Plug: two round prong european plug. Some sockets have 3 round prongs in a row, but you can still use two prong plugs in them. 220v
GMT: GMT +3
GDP Ranking (IMF): #172 £682 (similar to Mozambique and Mali)
Communications: Country code is +251
Health: Outside the wet season, Malaria is rare in the highlands. Everywhere else and in the wet season, Anti-malarials are recommended. Stomach upsets are common, so immodium and rehydration salts should be packed. Usual developing world guidelines apply regarding tap water and salads etc. Good medical insurance is recommended.
When to Visit: June to early October is the main wet season, the highlands are cooler than the lowland areas around the border.
Personal Safety: Ethiopians are mostly friendly and welcoming people, as such, crime against tourists is low. Areas along borders are dangerous, particularly near Dijibouti, Somalia and Kenya. Near the Sudan and South Sudan border may also be dodgy. F&CO travel advisory here.
Getting Around: Due to poor roads, flying is recommended for those with limited time. Most major tourist cities have an airport, flights are operated by Ethiopian Airlines. Roads are being improved, and buses run for those with time. There is a rail route to Dijibouti, but it's not running as of 2012 due to upgrade work.
What to see/do: An established tourist route involves visiting Lake Tana at Bahir Dar, Castles of Gondar, using Debark as a starting point for treks in the Simien mountains, The Obelisks and Ezana stone at Aksum and the Rock churches of Lalibela. The muslim walled city of Harer and nearby Dire Dawa are further attractions. As well as the wildlife around the Great Rift Valley lakes (Ziway, Abijatta and Hawassa) and Omo National Park. Outside of these areas, one will find themselves off the tourist trail. For those with large cajones and a full sense of adventure, there is Danakil. An inhospitable region full of volcanoes and strange landforms. It's also home to some violent and unpredictable tribes, 2 tourists were shot dead in 2011. The F&CO advise against all travel, as such, your insurance won't cover you. Erte Ale shield volcano and Dallol landscape of crystal mountains and acidic pools. Temperatures rarely go below 30c at any time of the year, and in summer can reach up to 50c.

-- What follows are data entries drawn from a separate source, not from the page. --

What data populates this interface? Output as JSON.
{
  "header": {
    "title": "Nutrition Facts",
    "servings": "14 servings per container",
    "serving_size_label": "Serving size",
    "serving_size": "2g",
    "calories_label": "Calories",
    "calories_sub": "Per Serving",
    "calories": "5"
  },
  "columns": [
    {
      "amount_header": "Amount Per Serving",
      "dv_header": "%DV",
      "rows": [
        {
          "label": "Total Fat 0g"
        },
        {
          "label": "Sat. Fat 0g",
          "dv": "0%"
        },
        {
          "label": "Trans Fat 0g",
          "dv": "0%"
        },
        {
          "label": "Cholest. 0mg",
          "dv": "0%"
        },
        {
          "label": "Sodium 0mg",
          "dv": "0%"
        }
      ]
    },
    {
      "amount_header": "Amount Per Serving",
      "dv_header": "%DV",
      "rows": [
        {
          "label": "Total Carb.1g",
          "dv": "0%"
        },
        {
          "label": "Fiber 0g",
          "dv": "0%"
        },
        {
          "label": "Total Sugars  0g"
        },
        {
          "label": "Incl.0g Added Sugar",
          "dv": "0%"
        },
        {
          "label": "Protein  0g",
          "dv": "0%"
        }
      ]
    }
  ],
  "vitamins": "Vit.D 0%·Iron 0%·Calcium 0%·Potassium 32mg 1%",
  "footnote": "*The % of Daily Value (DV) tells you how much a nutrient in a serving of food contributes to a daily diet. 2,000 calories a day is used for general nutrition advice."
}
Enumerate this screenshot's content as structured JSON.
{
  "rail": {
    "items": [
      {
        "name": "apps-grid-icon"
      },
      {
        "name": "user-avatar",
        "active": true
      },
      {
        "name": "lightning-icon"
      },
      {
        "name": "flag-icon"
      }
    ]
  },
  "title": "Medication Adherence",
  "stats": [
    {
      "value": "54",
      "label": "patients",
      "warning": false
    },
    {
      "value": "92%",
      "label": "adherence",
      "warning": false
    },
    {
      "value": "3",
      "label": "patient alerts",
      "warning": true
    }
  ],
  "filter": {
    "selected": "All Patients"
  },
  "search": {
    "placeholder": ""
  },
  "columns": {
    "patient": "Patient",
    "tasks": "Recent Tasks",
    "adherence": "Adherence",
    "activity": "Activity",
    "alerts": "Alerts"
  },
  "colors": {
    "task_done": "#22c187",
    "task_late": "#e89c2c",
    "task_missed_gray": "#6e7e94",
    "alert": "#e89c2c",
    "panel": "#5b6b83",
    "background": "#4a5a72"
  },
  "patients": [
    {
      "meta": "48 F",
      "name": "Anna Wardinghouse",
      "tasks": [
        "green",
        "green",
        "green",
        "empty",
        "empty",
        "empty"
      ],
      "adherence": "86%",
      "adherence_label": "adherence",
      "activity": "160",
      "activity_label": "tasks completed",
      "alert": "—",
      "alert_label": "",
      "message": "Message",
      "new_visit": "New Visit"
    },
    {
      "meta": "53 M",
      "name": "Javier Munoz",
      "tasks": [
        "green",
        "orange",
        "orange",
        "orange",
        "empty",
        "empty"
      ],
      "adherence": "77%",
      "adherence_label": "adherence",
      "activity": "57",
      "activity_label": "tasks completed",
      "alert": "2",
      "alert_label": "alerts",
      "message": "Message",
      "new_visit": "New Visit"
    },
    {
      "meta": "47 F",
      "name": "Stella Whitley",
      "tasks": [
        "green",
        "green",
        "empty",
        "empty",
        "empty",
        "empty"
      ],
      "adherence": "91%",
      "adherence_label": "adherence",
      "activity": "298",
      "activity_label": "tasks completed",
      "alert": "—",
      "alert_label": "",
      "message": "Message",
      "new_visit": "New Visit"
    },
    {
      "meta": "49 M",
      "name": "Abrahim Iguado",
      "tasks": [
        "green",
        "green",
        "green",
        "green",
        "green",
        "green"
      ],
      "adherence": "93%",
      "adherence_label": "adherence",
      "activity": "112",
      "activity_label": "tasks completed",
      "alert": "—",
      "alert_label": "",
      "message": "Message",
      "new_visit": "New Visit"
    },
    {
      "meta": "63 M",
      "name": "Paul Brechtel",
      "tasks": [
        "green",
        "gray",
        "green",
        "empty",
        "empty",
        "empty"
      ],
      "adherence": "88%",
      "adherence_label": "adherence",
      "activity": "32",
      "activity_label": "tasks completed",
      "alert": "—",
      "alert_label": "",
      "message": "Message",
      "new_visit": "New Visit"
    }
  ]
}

Food & Drink: Traditional food involves communal eating from a reed table and hood. A couple of layers of teff are laid down, and various types of food are put on top. The diners then eat with the hands, scooping up the food with torn bits of teff from a roll. Other treats involve Fish Dulet, which was great. The most popular beer in Ethiopia is St. George, although I prefered Dashen. Harar beer was similar to St. George. South African beer Castel/Castle is also sold, but is very bland.
Other notes: Be prepared for a lot of hassling, everywhere you go. Ethiopia has a low unemployment rate, but a lot of people think they can get a living from begging. Don't give into this, as it just encourages them and makes it worse for other travellers. Ethiopians are very proud of their country and religion, Orthodox Christianity. Avoid challenging Ethiopians about their religious views or the legacy of Live Aid concerts. They have a famine every decade and are prepared for it. In the 1980s they had a dictatorship which redistributed land, which coincided with a famine.
Ethiopia is undergoing a huge infrastructure upgrade, helped by the Chinese. As such by 2015/16, most main roads will be sealed, the railway to Dijibouti (Ethiopia's main port) will have re-opened. In most cities I viisted, lots of construction sites were present.